Warrigal Road State School is a government primary (Prep–6) school for boys and girls at 314 Warrigal Road. In 2017, the school had an enrolment of 1283 students with 91 teachers (80 full-time equivalent) and 55 non-teaching staff (34 full-time equivalent). It includes a special education program.

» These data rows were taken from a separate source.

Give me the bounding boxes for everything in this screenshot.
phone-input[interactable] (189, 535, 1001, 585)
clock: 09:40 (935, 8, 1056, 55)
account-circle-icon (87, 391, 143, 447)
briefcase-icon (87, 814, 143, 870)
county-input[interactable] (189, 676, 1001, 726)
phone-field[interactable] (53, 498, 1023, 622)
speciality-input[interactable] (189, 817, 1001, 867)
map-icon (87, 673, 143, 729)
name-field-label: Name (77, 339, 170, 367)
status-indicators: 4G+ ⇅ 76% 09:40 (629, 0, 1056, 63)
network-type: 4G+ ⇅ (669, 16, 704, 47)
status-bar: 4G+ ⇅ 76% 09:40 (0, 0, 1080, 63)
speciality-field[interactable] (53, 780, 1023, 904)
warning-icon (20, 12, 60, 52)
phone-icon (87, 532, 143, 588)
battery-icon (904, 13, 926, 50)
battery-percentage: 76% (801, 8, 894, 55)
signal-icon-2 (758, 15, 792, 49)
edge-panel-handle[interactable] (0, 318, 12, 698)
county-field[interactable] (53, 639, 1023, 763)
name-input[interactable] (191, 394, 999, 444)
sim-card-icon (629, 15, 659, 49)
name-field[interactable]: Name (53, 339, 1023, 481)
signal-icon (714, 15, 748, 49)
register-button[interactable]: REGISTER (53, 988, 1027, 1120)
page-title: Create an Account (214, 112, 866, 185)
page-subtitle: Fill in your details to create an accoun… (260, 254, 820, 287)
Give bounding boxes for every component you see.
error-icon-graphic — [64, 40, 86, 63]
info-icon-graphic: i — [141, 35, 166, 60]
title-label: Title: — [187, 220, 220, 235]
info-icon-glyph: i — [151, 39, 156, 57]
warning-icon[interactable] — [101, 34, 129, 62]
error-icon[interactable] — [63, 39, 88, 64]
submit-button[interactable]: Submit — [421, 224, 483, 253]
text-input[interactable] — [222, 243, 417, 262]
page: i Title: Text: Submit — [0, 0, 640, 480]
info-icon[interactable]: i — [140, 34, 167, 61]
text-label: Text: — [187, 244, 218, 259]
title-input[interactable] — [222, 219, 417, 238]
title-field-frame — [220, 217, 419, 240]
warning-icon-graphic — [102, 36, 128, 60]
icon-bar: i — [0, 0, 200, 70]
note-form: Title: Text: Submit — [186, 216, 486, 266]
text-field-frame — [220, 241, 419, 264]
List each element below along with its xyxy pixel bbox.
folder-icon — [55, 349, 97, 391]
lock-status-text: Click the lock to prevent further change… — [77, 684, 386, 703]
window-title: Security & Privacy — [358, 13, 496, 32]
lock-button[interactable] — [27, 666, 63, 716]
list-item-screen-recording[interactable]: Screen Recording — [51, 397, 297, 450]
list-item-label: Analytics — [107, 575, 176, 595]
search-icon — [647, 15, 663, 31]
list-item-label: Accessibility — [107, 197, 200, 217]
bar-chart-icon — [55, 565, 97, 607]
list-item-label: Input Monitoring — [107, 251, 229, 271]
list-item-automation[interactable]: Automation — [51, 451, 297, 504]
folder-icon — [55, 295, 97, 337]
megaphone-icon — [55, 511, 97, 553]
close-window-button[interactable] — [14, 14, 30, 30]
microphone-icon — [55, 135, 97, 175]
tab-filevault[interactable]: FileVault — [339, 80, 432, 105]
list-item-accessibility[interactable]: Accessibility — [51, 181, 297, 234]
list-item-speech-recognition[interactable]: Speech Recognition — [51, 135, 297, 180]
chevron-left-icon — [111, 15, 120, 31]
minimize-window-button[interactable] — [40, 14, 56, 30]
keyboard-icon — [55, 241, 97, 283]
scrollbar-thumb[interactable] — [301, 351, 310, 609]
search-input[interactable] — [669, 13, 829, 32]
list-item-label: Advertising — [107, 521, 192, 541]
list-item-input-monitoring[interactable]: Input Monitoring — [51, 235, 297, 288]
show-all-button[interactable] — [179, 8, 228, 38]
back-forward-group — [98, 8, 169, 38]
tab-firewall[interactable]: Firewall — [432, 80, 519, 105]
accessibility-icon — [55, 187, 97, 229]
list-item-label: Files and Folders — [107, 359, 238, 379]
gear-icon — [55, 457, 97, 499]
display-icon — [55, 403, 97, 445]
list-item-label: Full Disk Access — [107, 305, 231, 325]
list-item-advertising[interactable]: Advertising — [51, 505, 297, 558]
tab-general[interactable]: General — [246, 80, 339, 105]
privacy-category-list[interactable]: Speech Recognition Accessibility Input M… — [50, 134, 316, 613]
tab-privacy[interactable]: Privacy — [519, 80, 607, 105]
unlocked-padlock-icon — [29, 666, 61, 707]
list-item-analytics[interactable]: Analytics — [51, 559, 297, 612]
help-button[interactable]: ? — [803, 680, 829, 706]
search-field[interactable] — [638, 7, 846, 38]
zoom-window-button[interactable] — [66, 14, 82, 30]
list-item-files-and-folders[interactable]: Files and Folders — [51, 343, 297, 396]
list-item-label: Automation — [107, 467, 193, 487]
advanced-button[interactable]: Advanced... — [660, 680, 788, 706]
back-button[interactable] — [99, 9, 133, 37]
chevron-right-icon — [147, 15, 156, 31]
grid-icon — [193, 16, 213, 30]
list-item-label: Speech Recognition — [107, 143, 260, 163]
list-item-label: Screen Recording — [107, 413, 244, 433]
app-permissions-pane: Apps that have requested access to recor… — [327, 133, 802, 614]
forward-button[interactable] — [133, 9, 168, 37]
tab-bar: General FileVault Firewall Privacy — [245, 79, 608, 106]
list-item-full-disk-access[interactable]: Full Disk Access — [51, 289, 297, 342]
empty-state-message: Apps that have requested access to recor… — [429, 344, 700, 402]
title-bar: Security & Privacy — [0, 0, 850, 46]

There are no secondary schools in Eight Mile Plains. The nearest government secondary schools are Runcorn State High School in neighbouring Runcorn to the south-west, Sunnybank State High School in neighbouring Sunnybank to the west, MacGregor State High School in neighbouring MacGregor to the north-west, and Rochedale State High School in neighbouring Rochedale to the east.

== Transport ==
Eight Mile Plains is connected to Brisbane CBD and Gold Coast and by the Pacific Motorway and to the Sunshine Coast via the Gateway Motorway. It is connected to the Translink public transport network via Eight Mile Plains busway station on the South-East Busway.

== Notable residents ==
- Des O'Reilly, rugby league footballer who won the 1975 NSWRFL premiership with the Eastern Suburbs Roosters.
- Estelle Thomson, naturalist and botanical illustrator.
- Kym Tollenaere, Australian softball catcher.
- Graham Quirk, Brisbane Lord Mayor from 2011 to 2019.